Yang Perlu Dilakukan dalam Melawan Kolera
Hal pertama yang perlu dilakukan agar terjauh dari kolera yang direkomendasikan oleh WHO adalah meminum air yang bersih. Pengadaan air bersih tentu sangat diperlukan terlebih bagi mereka yang berada di kamp-kamp pengungsian.
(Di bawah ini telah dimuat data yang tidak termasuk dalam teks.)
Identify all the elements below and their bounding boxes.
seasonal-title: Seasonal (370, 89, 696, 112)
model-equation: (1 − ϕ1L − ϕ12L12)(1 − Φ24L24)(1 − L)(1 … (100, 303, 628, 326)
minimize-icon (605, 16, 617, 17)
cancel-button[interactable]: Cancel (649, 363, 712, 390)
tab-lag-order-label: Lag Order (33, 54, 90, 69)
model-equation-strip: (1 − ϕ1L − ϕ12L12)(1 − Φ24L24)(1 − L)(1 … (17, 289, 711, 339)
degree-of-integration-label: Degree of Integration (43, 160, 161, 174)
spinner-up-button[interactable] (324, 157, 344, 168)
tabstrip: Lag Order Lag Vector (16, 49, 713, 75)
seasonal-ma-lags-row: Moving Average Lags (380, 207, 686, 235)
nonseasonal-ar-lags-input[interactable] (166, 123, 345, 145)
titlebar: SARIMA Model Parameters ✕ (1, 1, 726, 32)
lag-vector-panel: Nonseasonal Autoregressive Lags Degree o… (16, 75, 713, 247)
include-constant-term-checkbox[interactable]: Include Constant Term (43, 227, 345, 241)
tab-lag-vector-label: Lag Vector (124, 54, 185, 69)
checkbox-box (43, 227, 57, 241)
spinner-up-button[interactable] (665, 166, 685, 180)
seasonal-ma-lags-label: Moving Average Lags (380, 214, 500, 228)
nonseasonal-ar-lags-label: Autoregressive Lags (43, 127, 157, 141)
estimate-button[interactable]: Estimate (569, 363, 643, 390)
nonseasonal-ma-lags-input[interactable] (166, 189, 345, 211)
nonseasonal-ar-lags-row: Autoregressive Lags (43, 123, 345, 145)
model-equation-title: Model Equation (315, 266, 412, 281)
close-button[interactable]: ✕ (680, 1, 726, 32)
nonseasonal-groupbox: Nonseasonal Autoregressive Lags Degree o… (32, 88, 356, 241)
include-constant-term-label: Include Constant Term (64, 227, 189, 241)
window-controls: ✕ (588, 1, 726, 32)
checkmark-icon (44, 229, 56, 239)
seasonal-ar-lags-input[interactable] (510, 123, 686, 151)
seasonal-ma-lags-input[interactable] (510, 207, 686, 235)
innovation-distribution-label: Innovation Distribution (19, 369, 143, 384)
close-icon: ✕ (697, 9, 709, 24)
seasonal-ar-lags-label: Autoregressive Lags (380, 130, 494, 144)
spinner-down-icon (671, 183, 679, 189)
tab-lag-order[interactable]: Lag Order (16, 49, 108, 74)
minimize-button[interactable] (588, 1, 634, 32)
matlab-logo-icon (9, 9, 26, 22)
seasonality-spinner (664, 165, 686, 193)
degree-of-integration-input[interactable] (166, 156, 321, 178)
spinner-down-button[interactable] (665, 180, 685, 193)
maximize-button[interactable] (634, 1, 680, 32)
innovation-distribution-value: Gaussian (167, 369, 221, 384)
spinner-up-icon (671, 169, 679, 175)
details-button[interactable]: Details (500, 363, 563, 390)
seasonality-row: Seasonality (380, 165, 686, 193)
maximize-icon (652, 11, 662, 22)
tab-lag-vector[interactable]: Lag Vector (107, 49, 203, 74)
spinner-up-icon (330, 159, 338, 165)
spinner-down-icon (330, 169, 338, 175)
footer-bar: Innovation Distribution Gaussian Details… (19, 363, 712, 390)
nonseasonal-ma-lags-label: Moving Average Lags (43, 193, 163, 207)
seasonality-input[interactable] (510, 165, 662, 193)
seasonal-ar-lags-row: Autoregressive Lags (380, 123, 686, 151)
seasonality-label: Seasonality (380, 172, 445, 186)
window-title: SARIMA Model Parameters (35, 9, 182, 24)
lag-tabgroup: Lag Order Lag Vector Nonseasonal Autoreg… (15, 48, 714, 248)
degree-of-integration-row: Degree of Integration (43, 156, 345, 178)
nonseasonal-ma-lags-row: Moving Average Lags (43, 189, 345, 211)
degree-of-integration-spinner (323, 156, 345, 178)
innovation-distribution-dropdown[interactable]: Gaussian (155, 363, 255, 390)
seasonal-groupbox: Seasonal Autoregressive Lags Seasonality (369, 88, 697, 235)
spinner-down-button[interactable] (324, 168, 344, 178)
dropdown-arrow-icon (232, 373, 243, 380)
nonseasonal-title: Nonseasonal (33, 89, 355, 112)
Penggunaan vaksin juga diperlukan agar mengurangi penyebaran kolera.
Selain itu, pengobatan pertama bagi penderita kolera dapat dilakukan dengan jalan mengganti cairan tubuh dan garam yang hilang akibat diare. Pasien juga dapat diobati dengan diberikan larutan yang terdiri dari campuran garam dan gula. Larutan ini digunakan di seluruh dunia untuk mengobati diare. Namun dalam kasus diare parah, pasien tentu harus mendapat penanganan medis.
Laporan WHO menyebut terjadi peningkatan dari 129 ribu kasus kolera pada 2013 menjadi 190 ribu pada 2014, dengan 2.231 korban jiwa secara global. Serangan kolera di Yaman dapat menjadi pengingat untuk segera mengambil langkah pencegahan untuk menekan penyebaran kolera.